Catawissa Creek Bridge
by Ivy-Rose Kramer
When we were kids,
we didn’t ask ourselves,
“Does this make sense?”
Beer in hand, cigarettes falling from our mouths
we would drive to that bridge
on Catawissa creek,
staring at the water, not knowing
a child drowned here—June 14th, 1989.
Why would we?
Our jeans, ripped at the knees,
Mama asking to sew them closed—
didn’t we know exposed skin made
boys like us? Of course we did.
We knew everything back then.
High school clung
to us like a loose shirt, covering
who we were with who we wanted to be.
It was 2010,
already a decade into the millennium,
Grandma said we were lucky to be alive, on her flatscreen
we heard a voice, for the first time
a black man behind that presidential podium “In reaffirming
the greatness of our nation
we understand that greatness is never a given.
It must be earned.”
And we, like the nation, wanted to be great,
we wanted to reach for something more, but
we were children, hindered by
inexperience and ignorance.
But we would go forth like warriors to battle,
armed with attitude and confidence.
We would conquer the world, rewrite history,
only to learn that we lost even when we thought we won.

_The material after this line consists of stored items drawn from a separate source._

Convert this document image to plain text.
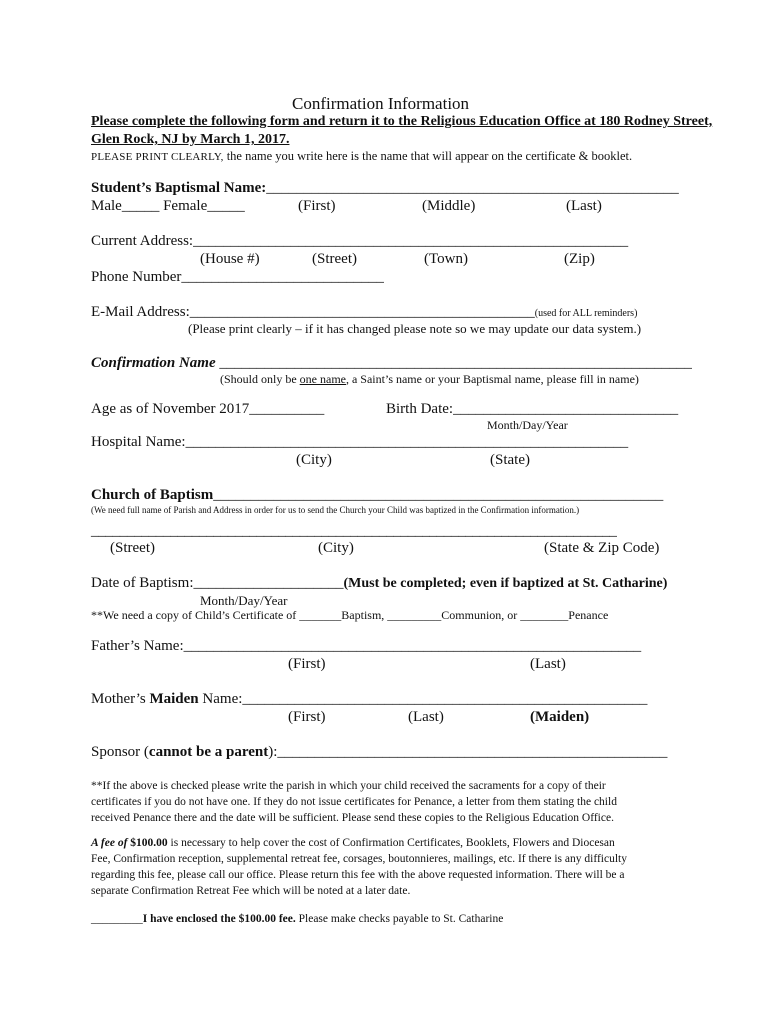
Confirmation Information
Please complete the following form and return it to the Religious Education Office at 180 Rodney Street,
Glen Rock, NJ by March 1, 2017.
PLEASE PRINT CLEARLY, the name you write here is the name that will appear on the certificate & booklet.
Student’s Baptismal Name:_______________________________________________________
Male_____ Female_____	(First)	(Middle)	(Last)
Current Address:__________________________________________________________
(House #)	(Street)	(Town)	(Zip)
Phone Number___________________________
E-Mail Address:______________________________________________(used for ALL reminders)
(Please print clearly – if it has changed please note so we may update our data system.)
Confirmation Name _______________________________________________________________
(Should only be one name, a Saint’s name or your Baptismal name, please fill in name)
Age as of November 2017__________	Birth Date:______________________________
Month/Day/Year
Hospital Name:___________________________________________________________
(City)	(State)
Church of Baptism____________________________________________________________
(We need full name of Parish and Address in order for us to send the Church your Child was baptized in the Confirmation information.)
_________________________________________________________________________
(Street)	(City)	(State & Zip Code)
Date of Baptism:____________________(Must be completed; even if baptized at St. Catharine)
Month/Day/Year
**We need a copy of Child’s Certificate of _______Baptism, _________Communion, or ________Penance
Father’s Name:_____________________________________________________________
(First)	(Last)
Mother’s Maiden Name:______________________________________________________
(First)	(Last)	(Maiden)
Sponsor (cannot be a parent):____________________________________________________
**If the above is checked please write the parish in which your child received the sacraments for a copy of their
certificates if you do not have one. If they do not issue certificates for Penance, a letter from them stating the child
received Penance there and the date will be sufficient. Please send these copies to the Religious Education Office.
A fee of $100.00 is necessary to help cover the cost of Confirmation Certificates, Booklets, Flowers and Diocesan
Fee, Confirmation reception, supplemental retreat fee, corsages, boutonnieres, mailings, etc. If there is any difficulty
regarding this fee, please call our office. Please return this fee with the above requested information. There will be a
separate Confirmation Retreat Fee which will be noted at a later date.
_________I have enclosed the $100.00 fee. Please make checks payable to St. Catharine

We sat on the bridge, laughing with aviators hanging
off our noses, chokers making red circles on our necks,
bathing suits revealing more than
we thought they did, just how far
could we push, how far could we get.
When we drove home,
we remembered our parents’ warnings
but now, here? We had all we needed—
August heat and a year to live for.
We made a new game, a ploy to satisfy a curiosity we didn’t
know we had. We peeled our ripped jeans
and Aeropostle camis off like trees shedding leaves
in Autumn—quickly, with bright bursts of color
only to leave our bare skin underneath
a bright sky and callous wind.
“Jump, jump,” we chanted, and one by one,
we plummeted
our second-hand knowledge from history class
evaporating into the unimportant.
Our very own bodies emerging
from the water like newborns,
crying and sputtering before crawling
back onto earth, the earth we
littered with empty cans and cig butts.